Three kingdoms away, Emille woke from her sleep in a cold sweat. In her dreams, the sky was torn open, and a thousand nameless demons poured out to consume the world. The ground boiled and gave birth to the primals that walked upon in the ages before time. She did not bother dressing herself, but bolted for the throne room in a panicked haste. When she arrived, she found that she was not alone. All but two of the king's seers and prophets were already here, vying to explain to the king and queen what they had seen in their visions. Every one of them had tears in their eyes, and it didn't take more than half a minute for the others to arrive.
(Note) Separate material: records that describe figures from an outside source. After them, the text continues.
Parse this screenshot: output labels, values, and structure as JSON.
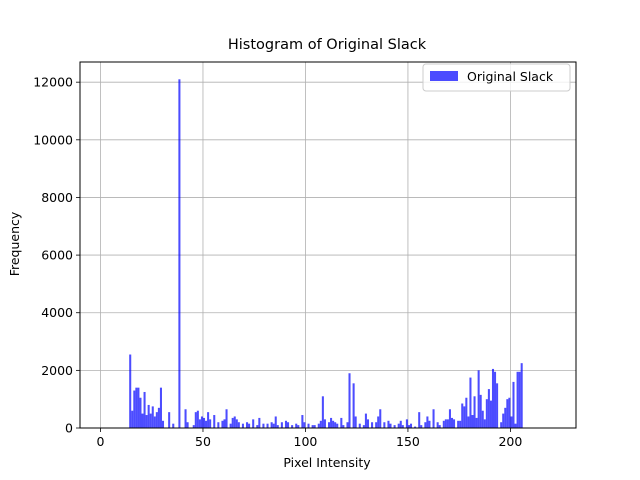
{
  "chart_data": {
    "type": "bar",
    "title": "Histogram of Original Slack",
    "xlabel": "Pixel Intensity",
    "ylabel": "Frequency",
    "xlim": [
      -10,
      232
    ],
    "ylim": [
      0,
      12700
    ],
    "xticks": [
      0,
      50,
      100,
      150,
      200
    ],
    "yticks": [
      0,
      2000,
      4000,
      6000,
      8000,
      10000,
      12000
    ],
    "grid": true,
    "legend_position": "top-right",
    "bin_width": 1,
    "series": [
      {
        "name": "Original Slack",
        "color": "#0000ff",
        "opacity": 0.7,
        "points": [
          {
            "x": 14,
            "y": 2550
          },
          {
            "x": 15,
            "y": 600
          },
          {
            "x": 16,
            "y": 1300
          },
          {
            "x": 17,
            "y": 1400
          },
          {
            "x": 18,
            "y": 1400
          },
          {
            "x": 19,
            "y": 1050
          },
          {
            "x": 20,
            "y": 500
          },
          {
            "x": 21,
            "y": 1250
          },
          {
            "x": 22,
            "y": 450
          },
          {
            "x": 23,
            "y": 800
          },
          {
            "x": 24,
            "y": 500
          },
          {
            "x": 25,
            "y": 750
          },
          {
            "x": 26,
            "y": 400
          },
          {
            "x": 27,
            "y": 550
          },
          {
            "x": 28,
            "y": 700
          },
          {
            "x": 29,
            "y": 1400
          },
          {
            "x": 30,
            "y": 250
          },
          {
            "x": 33,
            "y": 550
          },
          {
            "x": 35,
            "y": 150
          },
          {
            "x": 38,
            "y": 12100
          },
          {
            "x": 41,
            "y": 650
          },
          {
            "x": 42,
            "y": 200
          },
          {
            "x": 45,
            "y": 100
          },
          {
            "x": 46,
            "y": 550
          },
          {
            "x": 47,
            "y": 600
          },
          {
            "x": 48,
            "y": 300
          },
          {
            "x": 49,
            "y": 400
          },
          {
            "x": 50,
            "y": 350
          },
          {
            "x": 51,
            "y": 250
          },
          {
            "x": 52,
            "y": 550
          },
          {
            "x": 53,
            "y": 300
          },
          {
            "x": 55,
            "y": 450
          },
          {
            "x": 57,
            "y": 200
          },
          {
            "x": 59,
            "y": 250
          },
          {
            "x": 60,
            "y": 300
          },
          {
            "x": 61,
            "y": 650
          },
          {
            "x": 63,
            "y": 150
          },
          {
            "x": 64,
            "y": 350
          },
          {
            "x": 65,
            "y": 400
          },
          {
            "x": 66,
            "y": 300
          },
          {
            "x": 67,
            "y": 200
          },
          {
            "x": 69,
            "y": 150
          },
          {
            "x": 71,
            "y": 200
          },
          {
            "x": 72,
            "y": 150
          },
          {
            "x": 74,
            "y": 300
          },
          {
            "x": 76,
            "y": 100
          },
          {
            "x": 77,
            "y": 350
          },
          {
            "x": 79,
            "y": 150
          },
          {
            "x": 81,
            "y": 150
          },
          {
            "x": 83,
            "y": 200
          },
          {
            "x": 84,
            "y": 150
          },
          {
            "x": 85,
            "y": 400
          },
          {
            "x": 86,
            "y": 100
          },
          {
            "x": 88,
            "y": 200
          },
          {
            "x": 90,
            "y": 250
          },
          {
            "x": 91,
            "y": 200
          },
          {
            "x": 93,
            "y": 100
          },
          {
            "x": 95,
            "y": 150
          },
          {
            "x": 96,
            "y": 100
          },
          {
            "x": 98,
            "y": 450
          },
          {
            "x": 99,
            "y": 200
          },
          {
            "x": 101,
            "y": 150
          },
          {
            "x": 103,
            "y": 100
          },
          {
            "x": 104,
            "y": 100
          },
          {
            "x": 106,
            "y": 150
          },
          {
            "x": 107,
            "y": 250
          },
          {
            "x": 108,
            "y": 1100
          },
          {
            "x": 109,
            "y": 300
          },
          {
            "x": 111,
            "y": 200
          },
          {
            "x": 112,
            "y": 350
          },
          {
            "x": 113,
            "y": 250
          },
          {
            "x": 114,
            "y": 200
          },
          {
            "x": 115,
            "y": 150
          },
          {
            "x": 117,
            "y": 350
          },
          {
            "x": 118,
            "y": 100
          },
          {
            "x": 120,
            "y": 200
          },
          {
            "x": 121,
            "y": 1900
          },
          {
            "x": 123,
            "y": 1550
          },
          {
            "x": 124,
            "y": 400
          },
          {
            "x": 126,
            "y": 150
          },
          {
            "x": 128,
            "y": 100
          },
          {
            "x": 129,
            "y": 500
          },
          {
            "x": 130,
            "y": 300
          },
          {
            "x": 132,
            "y": 200
          },
          {
            "x": 134,
            "y": 200
          },
          {
            "x": 135,
            "y": 400
          },
          {
            "x": 136,
            "y": 650
          },
          {
            "x": 138,
            "y": 200
          },
          {
            "x": 140,
            "y": 250
          },
          {
            "x": 141,
            "y": 150
          },
          {
            "x": 143,
            "y": 100
          },
          {
            "x": 145,
            "y": 150
          },
          {
            "x": 146,
            "y": 250
          },
          {
            "x": 147,
            "y": 100
          },
          {
            "x": 149,
            "y": 300
          },
          {
            "x": 150,
            "y": 100
          },
          {
            "x": 151,
            "y": 150
          },
          {
            "x": 153,
            "y": 50
          },
          {
            "x": 155,
            "y": 550
          },
          {
            "x": 156,
            "y": 100
          },
          {
            "x": 158,
            "y": 200
          },
          {
            "x": 159,
            "y": 400
          },
          {
            "x": 160,
            "y": 250
          },
          {
            "x": 162,
            "y": 650
          },
          {
            "x": 164,
            "y": 200
          },
          {
            "x": 165,
            "y": 100
          },
          {
            "x": 167,
            "y": 250
          },
          {
            "x": 168,
            "y": 300
          },
          {
            "x": 169,
            "y": 300
          },
          {
            "x": 170,
            "y": 650
          },
          {
            "x": 171,
            "y": 350
          },
          {
            "x": 172,
            "y": 300
          },
          {
            "x": 174,
            "y": 250
          },
          {
            "x": 175,
            "y": 250
          },
          {
            "x": 176,
            "y": 850
          },
          {
            "x": 177,
            "y": 750
          },
          {
            "x": 178,
            "y": 1050
          },
          {
            "x": 179,
            "y": 400
          },
          {
            "x": 180,
            "y": 1750
          },
          {
            "x": 181,
            "y": 450
          },
          {
            "x": 182,
            "y": 1100
          },
          {
            "x": 183,
            "y": 350
          },
          {
            "x": 184,
            "y": 2000
          },
          {
            "x": 185,
            "y": 1150
          },
          {
            "x": 186,
            "y": 600
          },
          {
            "x": 187,
            "y": 300
          },
          {
            "x": 188,
            "y": 1000
          },
          {
            "x": 189,
            "y": 1350
          },
          {
            "x": 190,
            "y": 950
          },
          {
            "x": 191,
            "y": 2050
          },
          {
            "x": 192,
            "y": 1950
          },
          {
            "x": 193,
            "y": 1550
          },
          {
            "x": 195,
            "y": 200
          },
          {
            "x": 196,
            "y": 500
          },
          {
            "x": 197,
            "y": 700
          },
          {
            "x": 198,
            "y": 1000
          },
          {
            "x": 199,
            "y": 1050
          },
          {
            "x": 200,
            "y": 400
          },
          {
            "x": 201,
            "y": 1600
          },
          {
            "x": 202,
            "y": 150
          },
          {
            "x": 203,
            "y": 1950
          },
          {
            "x": 204,
            "y": 1950
          },
          {
            "x": 205,
            "y": 2250
          }
        ]
      }
    ]
  }
}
In Gargarock, a child woke screaming from his bed. Six houses over, the same. Susceptible to what was happening, more than a hundred children across the city fled to their parents. Animals scurried beneath stoops and into sewers. An altar cracked and crumbled, the soothsayers who watched the darkness saw glimpses of the horrors that could come. Some stayed to see the visions through, others rushed to warn their masters with all due haste.
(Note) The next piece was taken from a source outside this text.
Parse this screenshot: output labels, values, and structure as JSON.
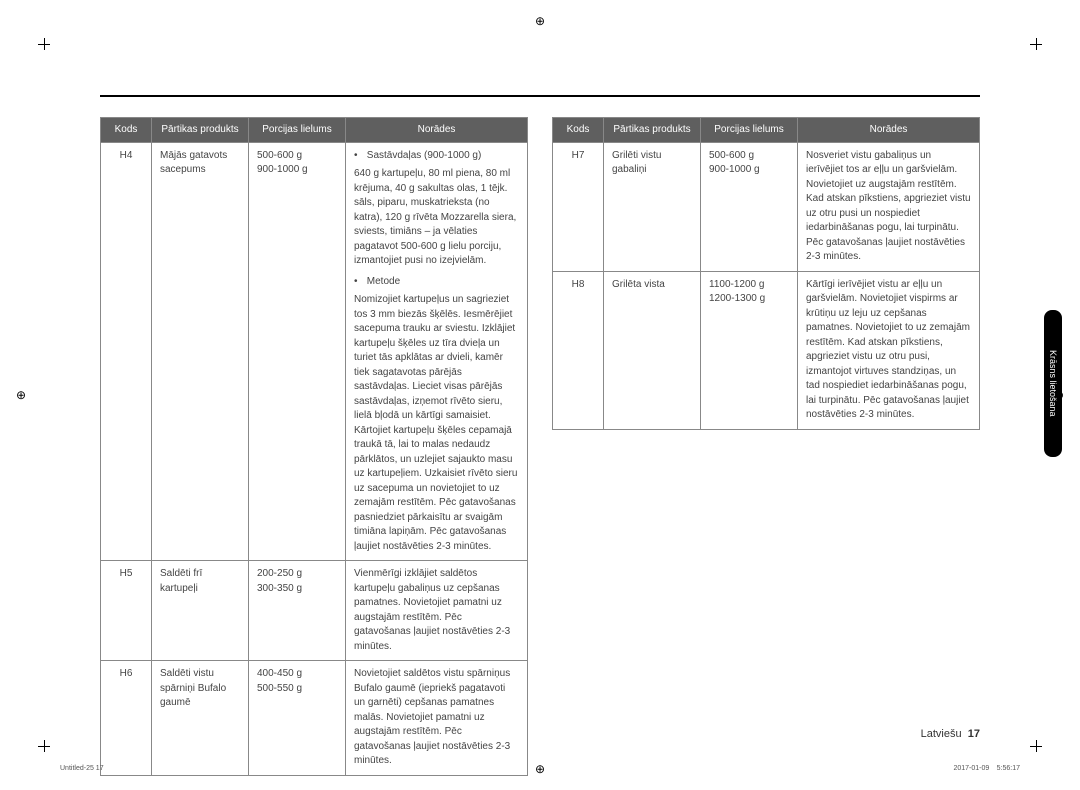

In Tesae Port, the waters churned unnaturally. In the sky above, myriad colors shone out from between the clouds. The drowned rose from the harbor depths and walked onto the shore. A pale light gleamed in their eyes; they moved far faster than mere zombies. Some screamed, others fainted at the sight. The dead marched briskly on, seeking the city. Eride Domar, a sailor who had been lost in the harbor four years before, was the first to find his family. His wife shrieked at the sight of him, but he seemed to ignore her. He ripped up the floorboards of their home with a single hand, pulling out the golden coins he'd stashed there years ago. Sea water burst from his mouth as he opened it for the first time. He thrust the coins toward her. Half-gurgling, he told her, "Horrible darkness is coming. Take the children, flee from here, stop when you reach your mother." Her eyes were rapt on him, as the light went out in his eyes, and his body dissipated into the shadows.
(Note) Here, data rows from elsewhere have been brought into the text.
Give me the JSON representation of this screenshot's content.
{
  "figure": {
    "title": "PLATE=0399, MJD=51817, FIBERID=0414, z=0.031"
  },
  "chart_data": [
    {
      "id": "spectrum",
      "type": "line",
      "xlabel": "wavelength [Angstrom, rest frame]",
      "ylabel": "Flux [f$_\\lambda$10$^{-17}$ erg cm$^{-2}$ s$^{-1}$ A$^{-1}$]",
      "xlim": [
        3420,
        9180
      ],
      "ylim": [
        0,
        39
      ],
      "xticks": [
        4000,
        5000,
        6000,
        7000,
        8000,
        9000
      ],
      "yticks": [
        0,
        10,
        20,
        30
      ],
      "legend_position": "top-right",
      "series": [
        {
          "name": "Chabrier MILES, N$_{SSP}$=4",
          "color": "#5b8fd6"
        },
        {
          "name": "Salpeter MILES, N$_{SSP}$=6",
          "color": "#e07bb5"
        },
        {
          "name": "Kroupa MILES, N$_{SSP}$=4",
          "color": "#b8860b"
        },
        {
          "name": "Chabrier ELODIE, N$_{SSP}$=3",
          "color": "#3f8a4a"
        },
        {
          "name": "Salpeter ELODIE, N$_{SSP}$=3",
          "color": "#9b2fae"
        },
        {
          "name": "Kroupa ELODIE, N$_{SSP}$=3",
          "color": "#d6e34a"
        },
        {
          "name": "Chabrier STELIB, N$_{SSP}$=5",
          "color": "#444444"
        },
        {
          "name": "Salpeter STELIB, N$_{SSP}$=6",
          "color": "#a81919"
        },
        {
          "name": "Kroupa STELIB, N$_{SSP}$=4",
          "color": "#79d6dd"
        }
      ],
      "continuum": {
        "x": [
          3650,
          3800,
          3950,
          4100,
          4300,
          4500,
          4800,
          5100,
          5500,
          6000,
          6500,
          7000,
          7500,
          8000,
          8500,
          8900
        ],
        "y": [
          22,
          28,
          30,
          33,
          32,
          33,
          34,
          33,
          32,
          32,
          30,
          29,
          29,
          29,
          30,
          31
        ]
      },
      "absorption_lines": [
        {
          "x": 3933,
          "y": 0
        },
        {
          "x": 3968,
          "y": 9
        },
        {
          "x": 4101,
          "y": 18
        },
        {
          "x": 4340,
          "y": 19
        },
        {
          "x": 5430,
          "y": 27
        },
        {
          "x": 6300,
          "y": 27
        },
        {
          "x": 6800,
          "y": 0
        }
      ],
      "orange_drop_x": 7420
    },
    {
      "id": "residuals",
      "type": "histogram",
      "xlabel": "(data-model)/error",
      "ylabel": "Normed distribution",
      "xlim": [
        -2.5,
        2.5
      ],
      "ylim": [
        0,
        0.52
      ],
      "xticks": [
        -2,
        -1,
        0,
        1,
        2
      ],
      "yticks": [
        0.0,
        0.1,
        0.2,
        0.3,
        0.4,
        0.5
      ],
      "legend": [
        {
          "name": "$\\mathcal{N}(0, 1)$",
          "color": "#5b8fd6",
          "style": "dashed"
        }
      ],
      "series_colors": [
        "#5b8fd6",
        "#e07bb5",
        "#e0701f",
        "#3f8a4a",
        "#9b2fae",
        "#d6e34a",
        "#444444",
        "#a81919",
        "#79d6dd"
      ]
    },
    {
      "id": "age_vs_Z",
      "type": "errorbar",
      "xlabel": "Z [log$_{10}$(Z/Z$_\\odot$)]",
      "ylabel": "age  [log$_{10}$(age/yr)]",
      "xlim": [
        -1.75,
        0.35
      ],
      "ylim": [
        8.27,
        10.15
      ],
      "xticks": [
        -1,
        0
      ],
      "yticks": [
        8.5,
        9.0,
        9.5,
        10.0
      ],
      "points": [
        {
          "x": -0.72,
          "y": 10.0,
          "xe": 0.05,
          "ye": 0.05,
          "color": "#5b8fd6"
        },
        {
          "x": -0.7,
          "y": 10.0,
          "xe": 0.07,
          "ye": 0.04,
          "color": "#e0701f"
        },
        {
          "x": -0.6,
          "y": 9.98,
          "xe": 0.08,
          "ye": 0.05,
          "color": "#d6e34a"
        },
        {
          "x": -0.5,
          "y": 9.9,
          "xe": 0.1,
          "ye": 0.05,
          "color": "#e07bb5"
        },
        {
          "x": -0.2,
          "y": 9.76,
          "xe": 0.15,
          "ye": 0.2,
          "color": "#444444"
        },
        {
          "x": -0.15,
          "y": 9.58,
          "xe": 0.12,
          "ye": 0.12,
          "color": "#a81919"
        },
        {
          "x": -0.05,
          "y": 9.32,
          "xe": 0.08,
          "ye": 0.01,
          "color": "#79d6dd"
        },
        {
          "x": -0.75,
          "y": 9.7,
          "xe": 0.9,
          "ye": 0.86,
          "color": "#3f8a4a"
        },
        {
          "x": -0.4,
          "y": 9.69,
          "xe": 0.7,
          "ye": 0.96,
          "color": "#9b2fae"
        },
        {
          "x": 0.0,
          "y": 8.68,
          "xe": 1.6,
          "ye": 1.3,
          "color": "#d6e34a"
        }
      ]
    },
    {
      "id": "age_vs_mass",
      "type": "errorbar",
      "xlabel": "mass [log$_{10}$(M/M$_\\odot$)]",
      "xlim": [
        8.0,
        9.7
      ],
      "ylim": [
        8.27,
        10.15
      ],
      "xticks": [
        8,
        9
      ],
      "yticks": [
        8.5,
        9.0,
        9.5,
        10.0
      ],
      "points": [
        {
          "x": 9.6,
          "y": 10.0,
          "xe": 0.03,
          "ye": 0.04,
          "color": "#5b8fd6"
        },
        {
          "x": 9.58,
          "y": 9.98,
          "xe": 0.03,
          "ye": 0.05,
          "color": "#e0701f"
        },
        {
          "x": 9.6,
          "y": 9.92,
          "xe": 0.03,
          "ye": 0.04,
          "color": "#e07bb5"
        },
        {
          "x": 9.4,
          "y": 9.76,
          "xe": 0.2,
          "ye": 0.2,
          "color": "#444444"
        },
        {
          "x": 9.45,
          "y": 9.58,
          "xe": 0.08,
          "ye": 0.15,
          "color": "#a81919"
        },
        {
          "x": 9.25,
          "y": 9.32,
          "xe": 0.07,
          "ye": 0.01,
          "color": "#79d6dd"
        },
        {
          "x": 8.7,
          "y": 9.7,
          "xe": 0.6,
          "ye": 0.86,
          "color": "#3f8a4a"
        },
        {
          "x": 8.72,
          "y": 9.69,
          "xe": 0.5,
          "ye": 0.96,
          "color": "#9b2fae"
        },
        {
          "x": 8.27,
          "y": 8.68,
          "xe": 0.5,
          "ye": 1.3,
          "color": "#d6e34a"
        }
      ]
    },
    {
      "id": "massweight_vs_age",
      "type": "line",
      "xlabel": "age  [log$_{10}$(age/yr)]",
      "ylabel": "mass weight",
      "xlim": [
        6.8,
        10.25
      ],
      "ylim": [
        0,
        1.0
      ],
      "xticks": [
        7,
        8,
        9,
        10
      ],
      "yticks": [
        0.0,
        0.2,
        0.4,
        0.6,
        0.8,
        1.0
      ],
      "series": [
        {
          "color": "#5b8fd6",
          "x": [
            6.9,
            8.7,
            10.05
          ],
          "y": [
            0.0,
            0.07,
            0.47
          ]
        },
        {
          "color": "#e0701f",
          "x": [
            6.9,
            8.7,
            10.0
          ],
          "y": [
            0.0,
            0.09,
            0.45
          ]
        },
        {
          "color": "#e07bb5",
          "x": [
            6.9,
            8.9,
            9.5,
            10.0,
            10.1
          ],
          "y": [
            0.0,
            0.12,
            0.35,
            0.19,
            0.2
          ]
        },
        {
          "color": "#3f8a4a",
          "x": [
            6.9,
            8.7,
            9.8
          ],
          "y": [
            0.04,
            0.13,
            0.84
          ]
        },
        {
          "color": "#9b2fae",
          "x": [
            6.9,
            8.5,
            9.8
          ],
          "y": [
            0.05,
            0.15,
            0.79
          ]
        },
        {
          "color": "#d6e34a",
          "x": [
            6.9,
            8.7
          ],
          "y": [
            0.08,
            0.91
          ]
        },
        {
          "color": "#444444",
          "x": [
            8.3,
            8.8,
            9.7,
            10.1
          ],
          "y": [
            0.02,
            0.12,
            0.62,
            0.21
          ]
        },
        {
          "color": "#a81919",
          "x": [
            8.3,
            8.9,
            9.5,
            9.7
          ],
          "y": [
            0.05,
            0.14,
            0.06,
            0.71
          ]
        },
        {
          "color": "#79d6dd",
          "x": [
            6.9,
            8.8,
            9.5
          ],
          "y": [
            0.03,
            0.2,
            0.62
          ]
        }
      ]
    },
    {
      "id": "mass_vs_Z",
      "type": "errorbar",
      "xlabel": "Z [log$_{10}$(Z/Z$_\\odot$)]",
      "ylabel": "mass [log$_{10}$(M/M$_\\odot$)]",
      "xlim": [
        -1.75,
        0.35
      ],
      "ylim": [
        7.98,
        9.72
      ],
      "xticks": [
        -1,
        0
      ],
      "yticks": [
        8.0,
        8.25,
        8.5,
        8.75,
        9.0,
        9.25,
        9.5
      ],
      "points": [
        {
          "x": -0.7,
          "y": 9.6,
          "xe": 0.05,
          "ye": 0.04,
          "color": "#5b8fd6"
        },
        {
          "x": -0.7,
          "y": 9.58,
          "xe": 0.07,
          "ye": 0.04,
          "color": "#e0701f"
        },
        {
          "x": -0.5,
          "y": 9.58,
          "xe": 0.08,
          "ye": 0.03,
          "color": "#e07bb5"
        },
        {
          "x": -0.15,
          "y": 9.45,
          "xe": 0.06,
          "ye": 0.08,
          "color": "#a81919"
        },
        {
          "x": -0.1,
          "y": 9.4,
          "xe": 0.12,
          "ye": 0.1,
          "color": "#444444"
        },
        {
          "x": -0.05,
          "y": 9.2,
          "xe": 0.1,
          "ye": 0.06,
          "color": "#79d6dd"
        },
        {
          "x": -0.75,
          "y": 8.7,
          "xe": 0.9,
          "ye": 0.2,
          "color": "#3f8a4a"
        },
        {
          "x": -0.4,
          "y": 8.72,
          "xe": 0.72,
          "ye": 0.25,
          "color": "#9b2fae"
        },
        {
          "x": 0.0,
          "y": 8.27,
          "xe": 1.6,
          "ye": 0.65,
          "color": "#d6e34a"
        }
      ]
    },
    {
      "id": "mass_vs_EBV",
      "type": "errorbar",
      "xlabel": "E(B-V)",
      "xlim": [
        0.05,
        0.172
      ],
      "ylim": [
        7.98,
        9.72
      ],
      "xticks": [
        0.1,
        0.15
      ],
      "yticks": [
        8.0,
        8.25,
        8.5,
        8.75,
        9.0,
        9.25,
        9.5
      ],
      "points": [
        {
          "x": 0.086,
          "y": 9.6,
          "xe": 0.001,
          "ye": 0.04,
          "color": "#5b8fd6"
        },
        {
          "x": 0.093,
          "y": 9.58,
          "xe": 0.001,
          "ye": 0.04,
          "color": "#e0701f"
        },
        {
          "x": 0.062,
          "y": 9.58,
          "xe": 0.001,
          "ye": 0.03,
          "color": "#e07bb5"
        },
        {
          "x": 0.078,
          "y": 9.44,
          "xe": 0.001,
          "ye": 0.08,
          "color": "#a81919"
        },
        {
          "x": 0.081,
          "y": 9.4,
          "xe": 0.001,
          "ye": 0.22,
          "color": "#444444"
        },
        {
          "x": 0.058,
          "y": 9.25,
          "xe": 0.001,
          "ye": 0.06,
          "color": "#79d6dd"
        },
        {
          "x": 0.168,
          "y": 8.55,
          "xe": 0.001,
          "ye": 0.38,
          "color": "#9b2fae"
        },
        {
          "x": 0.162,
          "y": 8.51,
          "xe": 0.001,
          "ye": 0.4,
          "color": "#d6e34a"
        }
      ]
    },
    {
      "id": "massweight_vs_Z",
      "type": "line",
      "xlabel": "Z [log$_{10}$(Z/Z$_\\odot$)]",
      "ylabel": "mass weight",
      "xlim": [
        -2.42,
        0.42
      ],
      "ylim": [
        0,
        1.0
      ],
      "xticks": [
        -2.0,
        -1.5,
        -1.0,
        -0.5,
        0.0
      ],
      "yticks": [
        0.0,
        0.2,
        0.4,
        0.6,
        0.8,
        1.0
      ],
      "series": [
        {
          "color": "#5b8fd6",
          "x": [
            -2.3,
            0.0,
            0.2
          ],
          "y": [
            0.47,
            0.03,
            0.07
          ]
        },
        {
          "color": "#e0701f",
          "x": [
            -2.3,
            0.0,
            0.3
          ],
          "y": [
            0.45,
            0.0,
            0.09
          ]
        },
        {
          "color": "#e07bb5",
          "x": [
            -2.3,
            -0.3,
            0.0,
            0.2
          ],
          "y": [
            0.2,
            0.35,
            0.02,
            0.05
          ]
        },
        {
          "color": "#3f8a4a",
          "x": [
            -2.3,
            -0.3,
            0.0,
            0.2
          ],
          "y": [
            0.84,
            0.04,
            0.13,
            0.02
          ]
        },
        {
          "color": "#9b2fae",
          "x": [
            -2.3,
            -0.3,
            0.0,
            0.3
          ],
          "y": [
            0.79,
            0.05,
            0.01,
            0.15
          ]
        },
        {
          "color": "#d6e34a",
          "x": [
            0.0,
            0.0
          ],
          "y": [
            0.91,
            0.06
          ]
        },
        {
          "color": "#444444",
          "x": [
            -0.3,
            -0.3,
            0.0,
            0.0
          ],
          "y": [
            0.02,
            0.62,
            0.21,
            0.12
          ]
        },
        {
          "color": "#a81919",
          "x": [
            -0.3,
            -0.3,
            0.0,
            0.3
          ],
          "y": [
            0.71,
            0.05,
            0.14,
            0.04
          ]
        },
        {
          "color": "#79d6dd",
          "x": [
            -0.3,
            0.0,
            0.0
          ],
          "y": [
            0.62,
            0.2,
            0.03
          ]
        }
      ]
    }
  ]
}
Lerte continued chanting, "Iaussorsi xysonc." He stopped. "Hub'yatlleign, Lurker in Darkness where the Gods are Not. I invoke thee, show to me the life within your veins." The sands and dust on the scroll liquefied and began to seethe. He banged the gavel against the back of the silver needle, plunging it through the cyan needle with absolute precision. The cyan metal buckled and warped as the silver was thrust through it. The liquid on the scroll receded into the vellum, and suddenly everything stopped. Both above, and far away, the madness that had plunged itself onto the world had vanished, but left a terrible fear in its wake.
* * *
"Give it time, Miss Corran. I know it must sound too good to be true," Omentus said. There, in the apothecary's shop, that single pocket of the world had not even felt the things which happened outside it, though Shadrim had disappeared. "Can I offer you some tea, priestess?"